O Projecto de Revisão do CPTA suscitou grandes alterações ao regime
do contencioso pré-contratual (consagrado nos arts.100º a 103º do CPTA), tendo
por base a influência do Direito da União Europeia. Essas alterações visavam, algumas, “harmonizar o regime contencioso ao regime
substantivo” e, outras, “esclarecer aspectos discutidos na doutrina e
jurisprudência”.
Debruçando-nos sobre as inovações propriamente ditas, iremos
analisar os matérias sobre as quais estas incidiram, nomeadamente: o Âmbito; a
Legitimidade; os Pedidos; a Tramitação; os Prazos; os Mecanismos destinados a
assegurar a utilidade da sentença; e , os Mecanismos de reparação caso a
sentença tenha perdido efeito útil.
Quanto ao Âmbito, verificamos
que o contencioso pré-contratual passou a debruçar-se sobre as “acções de impugnação
ou de condenação à prática de actos administrativos relativos à formação de
contratos de empreitada de obras públicas, de concessão de serviços públicos,
de aquisição ou locação de bens imóveis e de aquisição de serviços”
(art.100º/nº1). Verifica-se aqui um “aperfeiçoamento formal” quanto à
terminologia dos contratos em questão (anteriormente a terminologia utilizada
era: “contratos de prestação de serviços” e “contratos de fornecimento de
bens”). Passa-se, deste modo, a abranger quase todos os contratos sujeitos à
matéria procedimental que consta da Parte II do Código dos Contratos Públicos.
Relativamente, à Legitimidade,
dispõe o art.101º que “os processos de contencioso pré-contratual devem ser
intentados (...), por qualquer pessoa ou entidade com legitimidade nos termos
gerais” pelo que temos que aludir ao previsto no art.55º/nº1 do CPTA (quando se
tratar de um pedido de impugnação do acto) e ao previsto no art.68º/nº1 do CPTA
(quando se tratar de um pedido de condenação à prática do acto devido). Até
aqui não se verifica nenhuma inovação quanto à legitimidade.

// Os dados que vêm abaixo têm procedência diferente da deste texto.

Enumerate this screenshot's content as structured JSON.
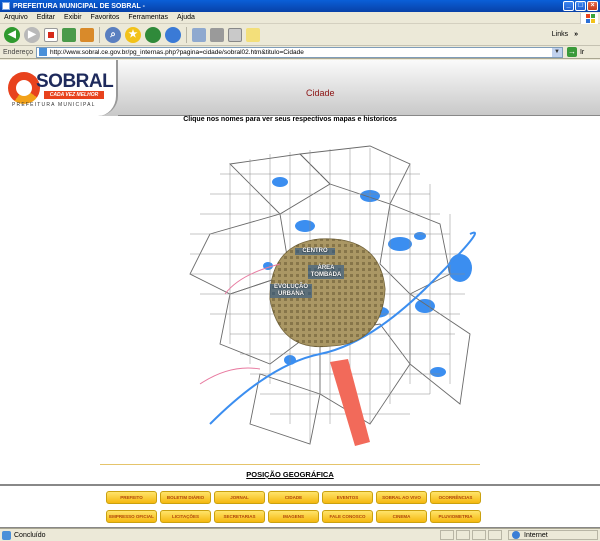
{
  "window": {
    "title": "PREFEITURA MUNICIPAL DE SOBRAL -",
    "controls": [
      "_",
      "□",
      "×"
    ]
  },
  "menu": {
    "items": [
      "Arquivo",
      "Editar",
      "Exibir",
      "Favoritos",
      "Ferramentas",
      "Ajuda"
    ]
  },
  "toolbar": {
    "links_label": "Links"
  },
  "address": {
    "label": "Endereço",
    "url": "http://www.sobral.ce.gov.br/pg_internas.php?pagina=cidade/sobral02.htm&titulo=Cidade",
    "go_label": "Ir"
  },
  "page": {
    "logo_name": "SOBRAL",
    "logo_tagline": "CADA VEZ MELHOR",
    "logo_subtitle": "PREFEITURA MUNICIPAL",
    "heading": "Cidade",
    "instruction": "Clique nos nomes para ver seus respectivos mapas e historicos",
    "map_labels": [
      "CENTRO",
      "ÁREA TOMBADA",
      "EVOLUÇÃO URBANA"
    ],
    "geo_title": "POSIÇÃO GEOGRÁFICA"
  },
  "nav": {
    "row1": [
      "PREFEITO",
      "BOLETIM DIÁRIO",
      "JORNAL",
      "CIDADE",
      "EVENTOS",
      "SOBRAL AO VIVO",
      "OCORRÊNCIAS"
    ],
    "row2": [
      "EMPRESSO OFICIAL",
      "LICITAÇÕES",
      "SECRETARIAS",
      "IMAGENS",
      "FALE CONOSCO",
      "CINEMA",
      "PLUVIOMETRIA"
    ]
  },
  "status": {
    "text": "Concluído",
    "zone": "Internet"
  },
  "colors": {
    "heading": "#8b1111",
    "button_fill": "#f5b80f",
    "button_text": "#b0450a",
    "logo_red": "#e8421d"
  }
}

A inovação surge
relativamente a legitimidade para impugnar normas procedimentais, sendo que o
art.103/nº2 do CPTA dispõe que “O pedido
de declaração de ilegalidade pode ser deduzido por quem participe ou tenha
interesse em participar no procedimento em causa, podendo ser cumulado com o
pedido de impugnação de ato administrativo de aplicação das determinações
contidas nos referidos documentos”. Antes dessa alteração a doutrina, na
falta deste preceito a regular a legitimidade para impugnar normas em sede de
contencioso pré-contratual, entendia que a legitimidade para impugnar actos
administrativos era igual para impugnar normas; não havendo, assim, distinção,
em termos de legitimidade, quanto ao objecto. Esta solução em introduzir, deste
modo, uma “veia dualista” no contencioso pré-contratual, o que tem sido criticado
por parte da doutrina; que defende que tal solução pode levar a “instrumentalizações
do regime do contencioso” e que “a opção mais correcta teria sido a de reforçar
os mecanismos sancionatórios contra eventuais abusos das partes, e não a de
tornar o requisito da legitimidade mais exigente”. [ii]
No que
diz respeito aos Pedidos, o
contencioso pré-contratual passou a ser um processo “de impugnação ou de condenação à prática de actos administrativos”,
como podemos verificar art.100º/nº1 do CPTA. Anteriormente o contencioso pré-contratual
assentava num “processo de cariz
essencialmente impugnatório”.
Verificamos que, o CPTA passou a consagrar
expressamente no seu art.103º/nº2 do CPTA que “o pedido de declaração de ilegalidade pode ser deduzido por quem
participe ou tenha interesse em participar no procedimento em causa, podendo
ser cumulado com o pedido de impugnação de ato administrativo de aplicação das
determinações contidas nos referidos documentos”, sendo aí patente a
possibilidade de cumulação de pedidos. Não se trata propriamente de uma
inovação visto a doutrina e a jurisprudência, atendendo ao Princípio
Constitucional e Legal da Tutela Jurisdicional Efectiva (art.20º/nº1 e
art.268º/nº4 da CRP; e art.2º do CPTA), já terem admitido a cumulação de
pedidos de condenação e de outro tipos de pedidos. [iii]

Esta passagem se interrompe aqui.